While he’ll never get the time back, Fisher might be able to get some extra time with a medical redshirt, which is a possibility considering he has only played in nine games.
It was something Dixon and staff had been considering as a possibility since the summer as Fisher continued his rehab. Fisher initially hurt the knee a year ago. A second surgery followed this summer to deal with complications.
So, a redshirt is possible.
There was some good news on the injury report on Monday. Lat Mayen has been declared completely healthy. He’ll be tossed right into the fire.
Another possibility apparently is the return someday of Angus McWilliam, a 6-10 redshirt freshman from New Zealand, who has also spent most of 2018 in the figurative infirmary.
During the break the names of McWilliam, along with freshman Kaden Archie and junior-college transfer Yuat Alok all showed up on the NCAA’s transfer portal.
The news that three were leaving the program was met with some consternation by some observers. While at Pittsburgh, Dixon ran into a transfer problem, losing six of his 11 recruits between 2009-11.
Truth is, programs – any program — simply won’t keep them all. Some don’t adjust well to school or a new city or campus. Some find they don’t fit with the program. There are a variety of reasons.
Archie, a highly rated recruit from Midlothian, apparently wanted to play more. He, too, had dealt with an injury in fall practice, causing him to fall behind. Alok, out for the season with a broken hand, was a top-rated player on the junior-college market.
McWilliam, whom Dixon had hopes of being in the rotation this season, will not play this year, but his status as a member of the program, while not sounding as if in stone, is intact, Dixon said.
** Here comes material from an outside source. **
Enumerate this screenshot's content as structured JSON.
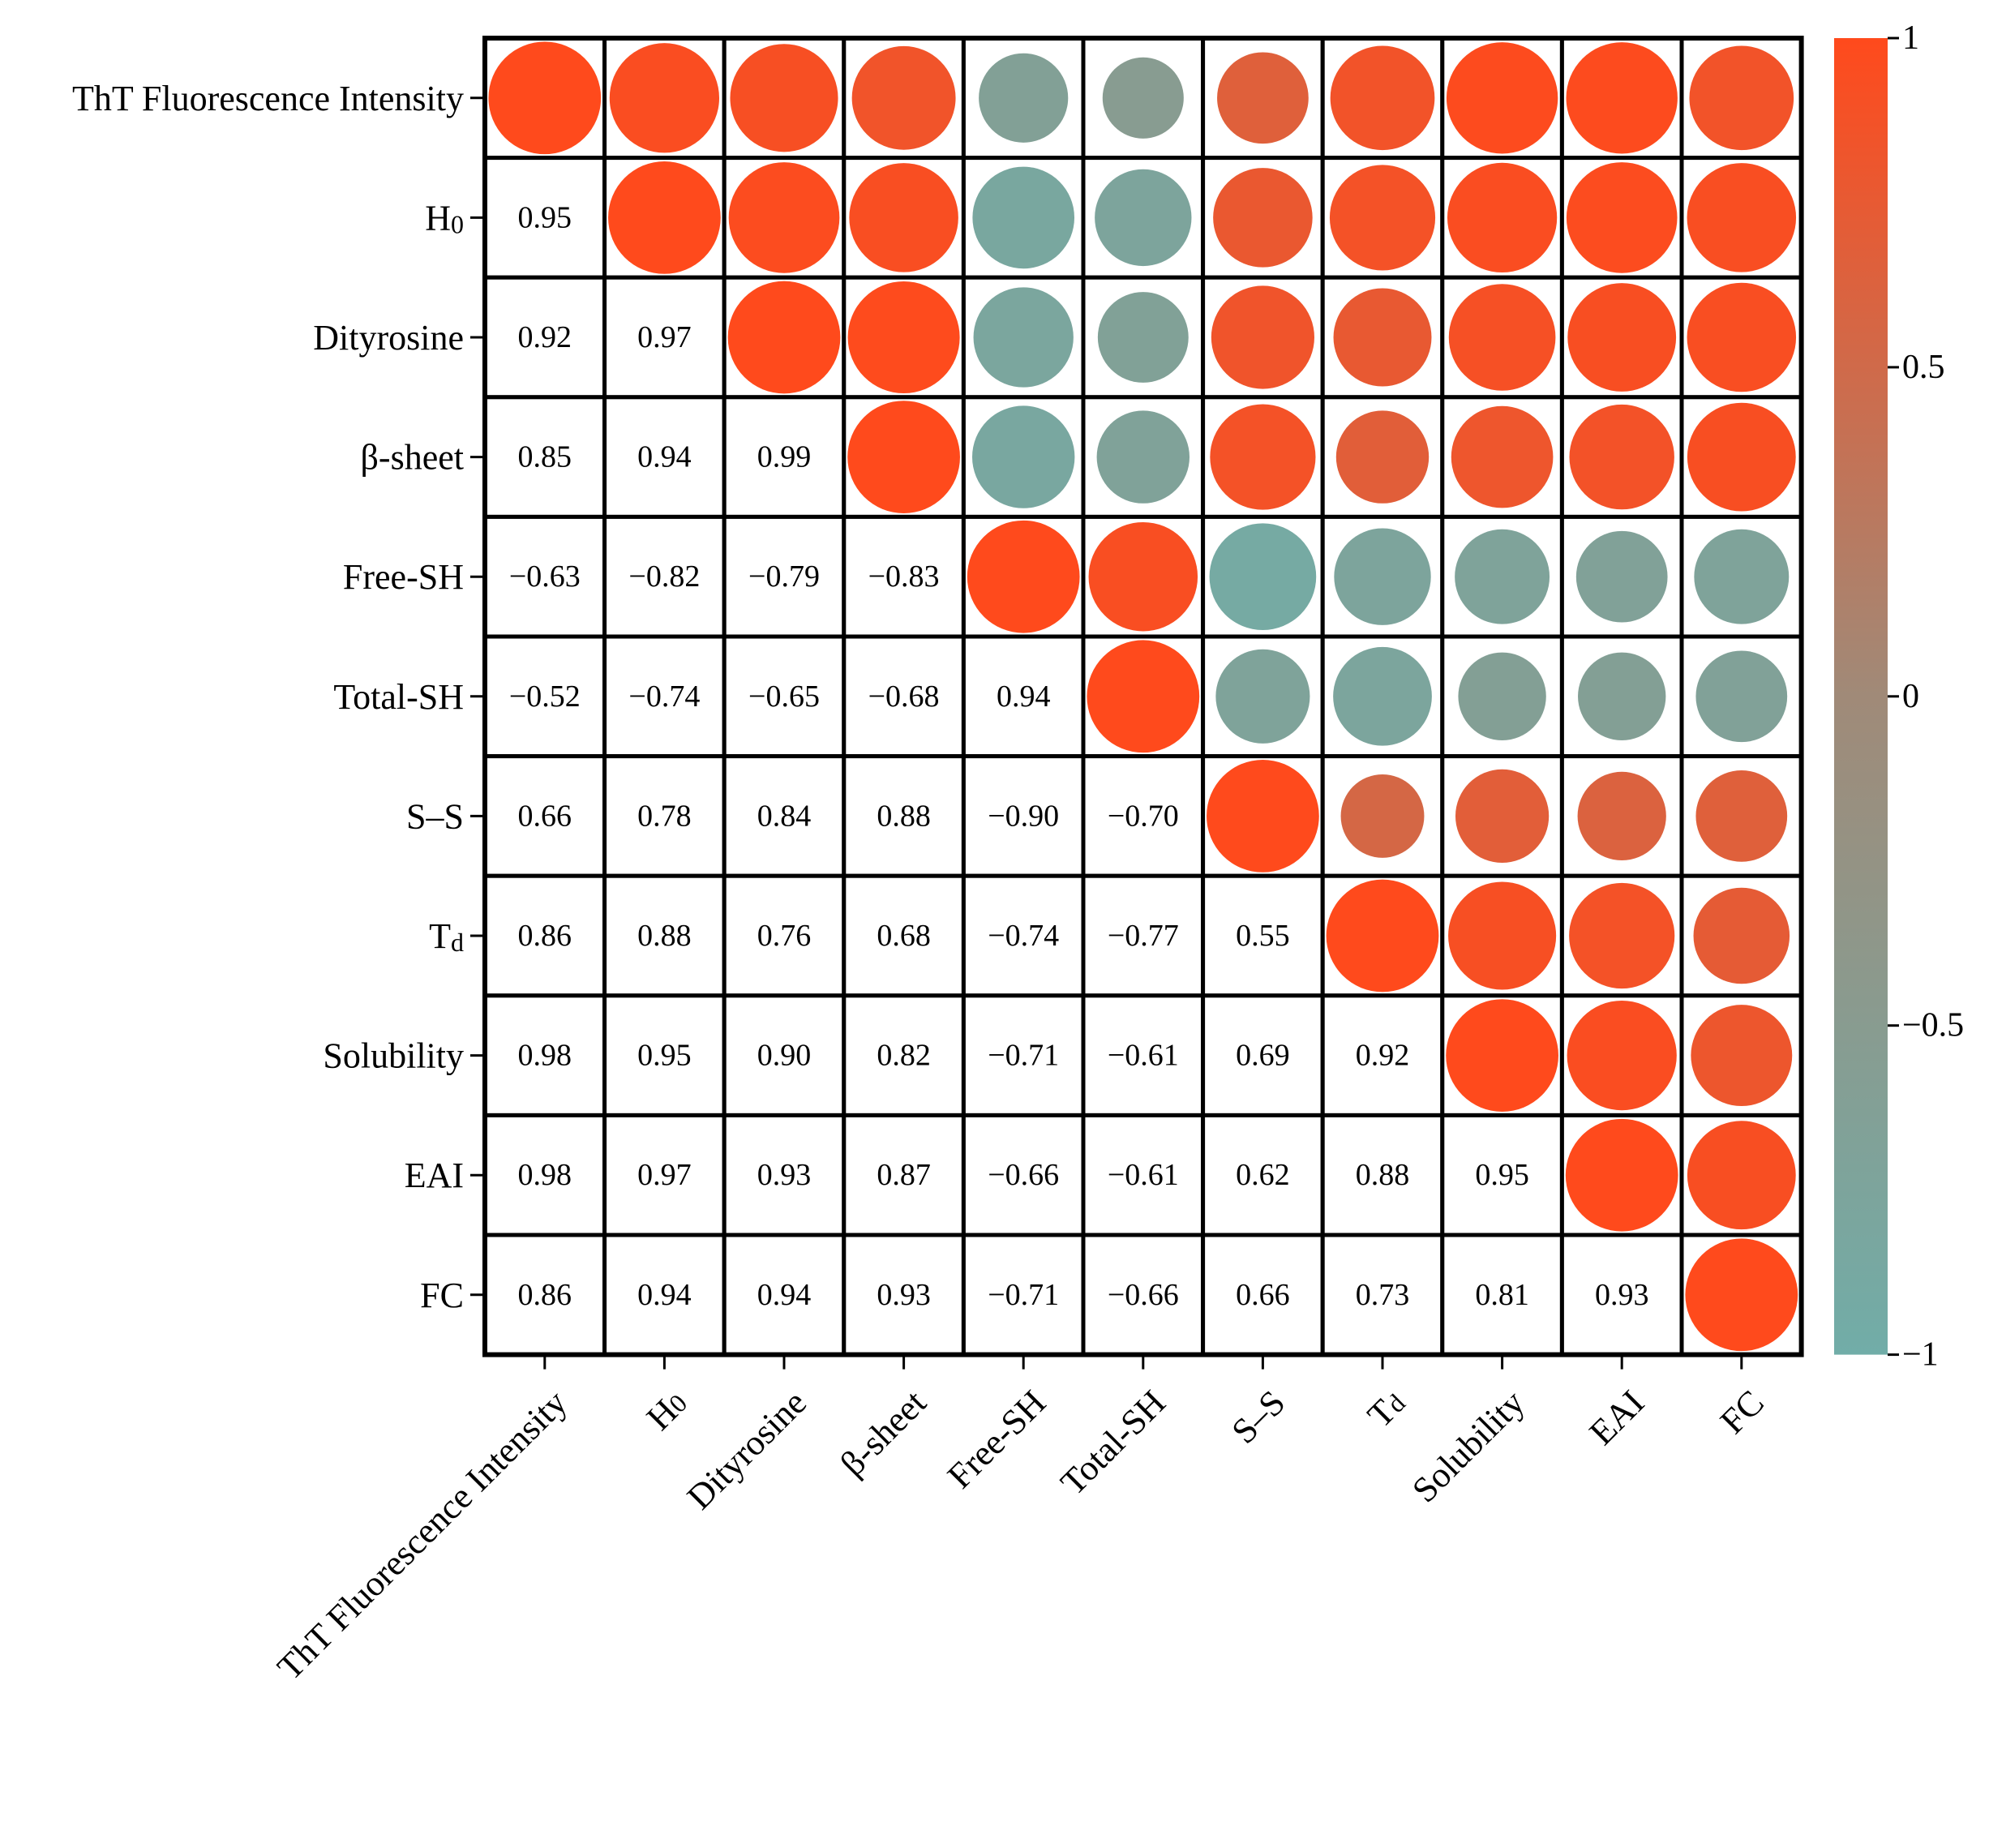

“He is still with the team,” Dixon said. “He is around. He is working out and trying to get back. I don’t see him playing or practicing. He’s able to practice. Sometimes things get written and said. They’re not quite true.
“But the headline is always more important than the facts, as we know.”
I’ve heard something recently from a so-called social-media “influencer” in Washington, D.C., about these alleged faux news reports.
It’s a jungle out there for everybody, as TCU well knows.
The Frogs don’t appear to be a team playing with any dissension. They played hard against Kansas and Oklahoma, both winnable games.
What’s also definitely not fake news: To compete in the Big 12 you have to protect your home court. The Frogs get that chance against West Virginia.
“Considering it all, we’re battling it out pretty good,” Dixon said. “I feel good about the group we have there.”